Gambling School (Kakegurui en VO) est un seinen écrit et dessiné par Toru Naomura et  Homura Kawamoto. Le premier est connu pour le shonen Lost Paradise (chez Ki-oon) qui mêle genre fantastique et aventure. Avec ce titre, le duo signe ici un véritable succès au Japon dont chaque nouveau chapitre est très attendu des lecteurs du magazine de prépublication de chez Square Enix. Depuis son lancement en 2014, la série a donné naissance à deux spin-offs. Le prequel Kakegurui Twin en 2015, qui se concentre sur le personnage de Mary Saotome avant la trame principale, et un spin-off comique Kakerurui (Kakkokari) en 2016. Une adaptation en série animée a vu le jour au mois de juillet dernier au Japon, et est également disponible sur Netflix (uniquement au Japon).

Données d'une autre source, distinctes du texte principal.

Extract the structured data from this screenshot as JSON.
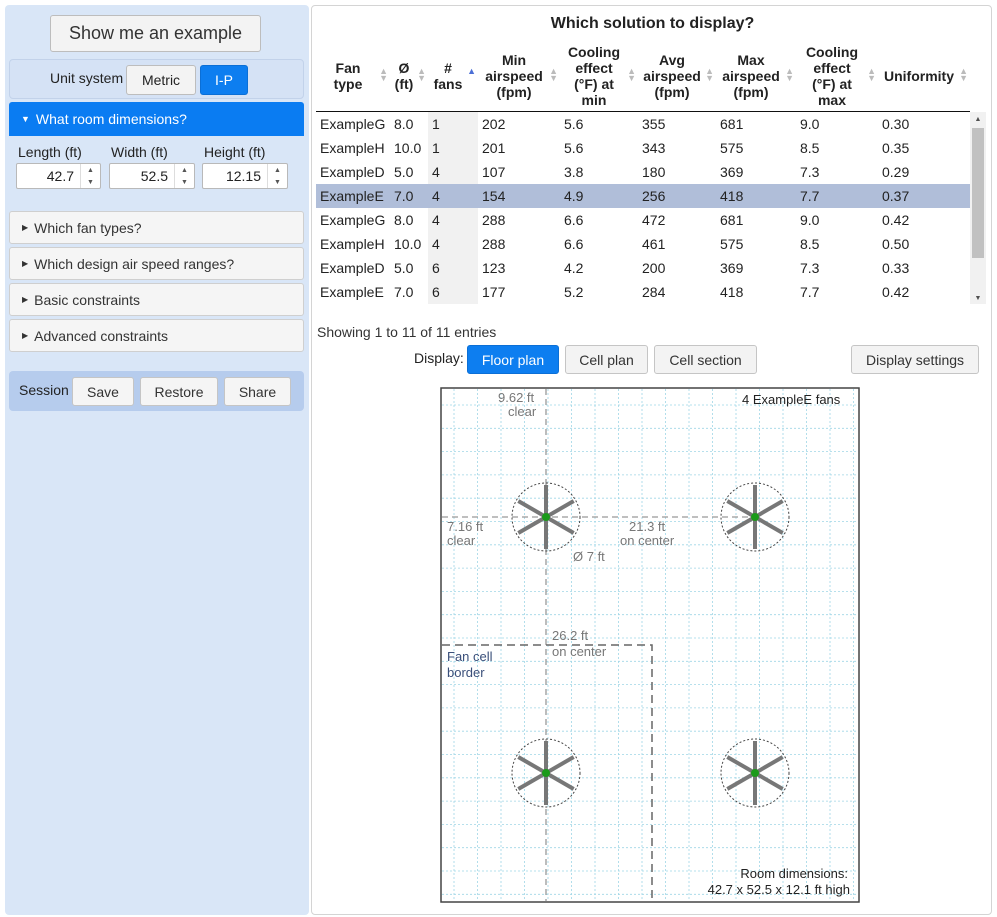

L’histoire de Gambling School se rapproche du genre « survival », qui a inondé le marché depuis plusieurs années, sans pour autant tomber dans les stéréotypes du genre. On découvre dans une école de Hiyakkaô, des élèves plutôt fortunés s’amusant à se défier aux jeux d’argent après les cours. Dans ce milieu, seuls les performances aux jeux comptent, reparties en un système de nivellement géré par le conseil des élèves mené par la main de fer de Kirari Momobami. Ces derniers recueils l’argent des autres étudiants et disposent de droits que personne ne peut contester. La somme que chaque élève doit à un autre se nomme « tribut », dont classement des plus endettés est des plus chanceux est rendu publique. Les moins bons payeurs font parti de la classe des « bêtes ». Les garçons sont appelés « Pochi » et les filles « Mike », en référence aux noms populaires de chiens et de chats au Japon. Ces derniers deviennent alors les esclaves des autres élèves et doivent leur obéir. Alors qu’un jeune homme de Suzui, devenu « Pochi » se fait traiter en larbin par Mary Saotome, fille de la richissime famille qui a fondé de nombreux jeux vendus dans le commerce, une nouvelle élève Yumeko Jyabami va venir chambouler la hiérarchie mise en place depuis des années…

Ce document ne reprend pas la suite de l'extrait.